SEILER, WELLIVER, MORGAN and HIGGINS, JJ., concur.

BARDGETT, C. J., dissents in separate dissenting opinion filed.

RENDLEN, J., dissents in separate dissenting opinion filed.

BARDGETT, Chief Justice, dissenting.

I respectfully dissent for two reasons.

First, § 536.110.1 RSMo 1978 permits the petition for review to be filed within thirty days "after the mailing or delivery of the notice of the agency's final decision." The petition was filed within thirty days after delivery of the notice, which, in my opinion, was permissible under the plain meaning of the statute because the disjunctive OR is used. However, if the meaning is ambiguous or unclear, the statute should be construed to permit review on the merits.

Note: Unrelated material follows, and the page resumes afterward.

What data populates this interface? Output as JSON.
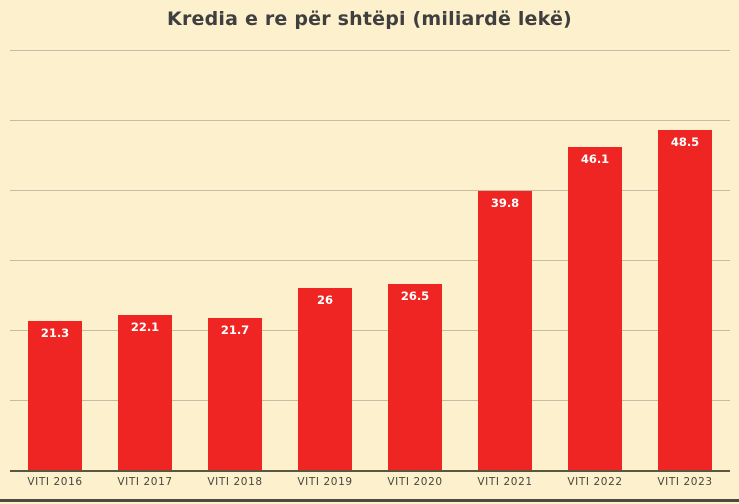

Second, even if the thirty days begins to run upon mailing, Rule 44.01(e) cited in the principal opinion allows three extra days when the notice may be and is served by mail. The rule does not caution that it is inapplicable to judicial review of administrative decisions but rather, on its face, is plainly applicable to such proceedings. I would hold that it is applicable to review of administrative decisions. I believe that to hold Rule 44.01(e) not applicable simply renders the rule a trap into which any person will fall if they apply an ordinary understanding of the English language to the rule. Therefore, I dissent.

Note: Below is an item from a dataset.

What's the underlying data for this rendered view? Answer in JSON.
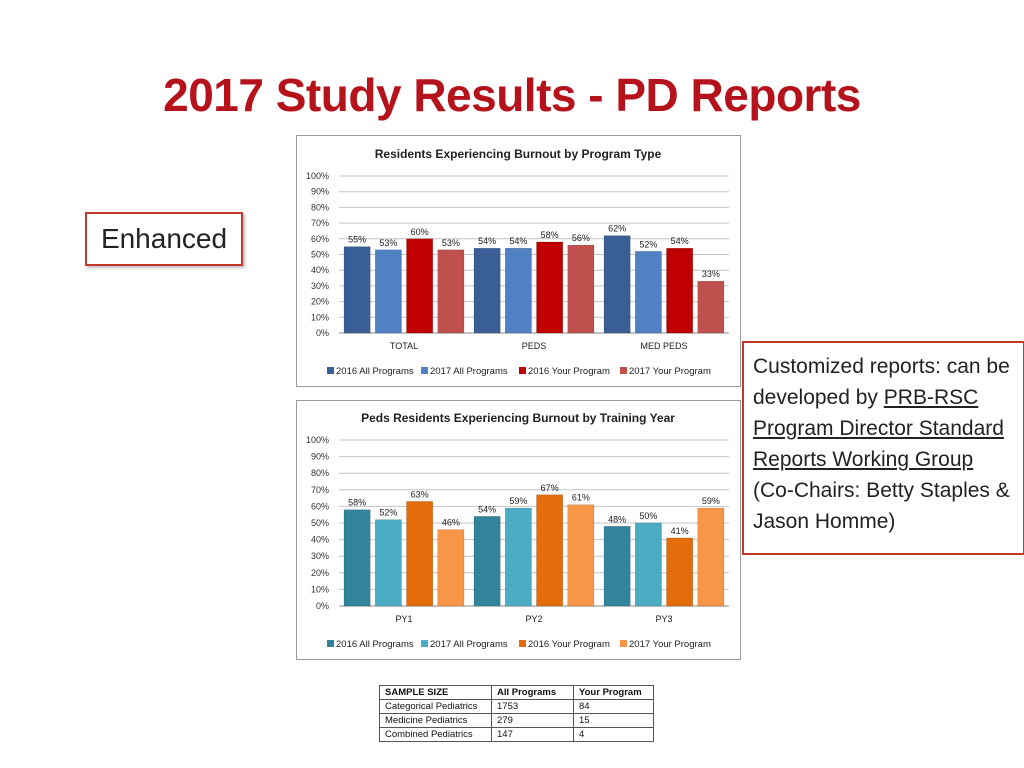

RENDLEN, Judge, dissenting.

I respectfully dissent because I believe the 30 day time limit of the statute (§ 536.110.1, RSMo 1978) and the rule (100.04(a)) should be construed with rule 44.01(e) which extends the time for filing the petition for review 3 days when notice is served by mail. The statute and rule prescribe nothing more than the procedural format for invoking the Circuit Court's jurisdiction to judicially review administrative decisions. Though the 1972 divisional opinion of this Court in Randles v. Schaffner, 485 S.W.2d 1 (Mo.1972), cited by the majority, states that compliance with § 302.111 is "jurisdictional," the court also recognized that the statute was "procedural." Id. at *8 3.[1] Whatever the meaning of the phrase, "within 30 days after the mailing or delivery of the notice," this Court under its constitutional rule making powers pursuant to art. V, § 5, Mo.Const. superseded the statute by adoption of procedural rules 100.04(a) and 44.01(e) which must be read in harmony and construed together. Thus, procedural rule 100.04(a) and procedural rule 44.01(e) when read together should control. To paraphrase the language from Randles cited by the majority, "[T]he legislature [the Supreme Court under its rule making power] is authorized to, and did, provide a method of review by designating. . .the time within which such review should be sought." Id. at 3. Within this view of our rule making power it is neither necessary nor desirable to overrule Randles, for indeed it could be said when such notice was mailed the procedure for invoking the trial court's jurisdiction contemplated a 33 day time limit and, in the cited language of Randles, "Such procedure having been established, failure to comply with the statute [rule] is jurisdictional." (Emphasis added.) Id.

Appellant's filing of its petition for review on the 31st day after the order was mailed was timely. Accordingly, I would remand the cause with directions to entertain the appeal on its merits.

NOTES

[1] Though cited by the majority Randles v. Schaffner, 485 S.W.2d 1 (Mo.1972) is not controlling here. That case involved an interpretation of § 302.311, RSMo 1969, providing for review of determinations by the Director of Revenue where drivers' licenses were revoked or suspended. In the case of drivers' license determinations this Court had not promulgated a rule like rule 100.04(a) pertinent to the case sub judice, prescribing the procedure for invoking the substantive right of appeal. Moreover, Randles did not address the effect of rule 44.01(e) (effective September 1, 1972) as that rule was not applicable to the notice mailed by the Department of Revenue on December 7, 1970. See Id. at 2.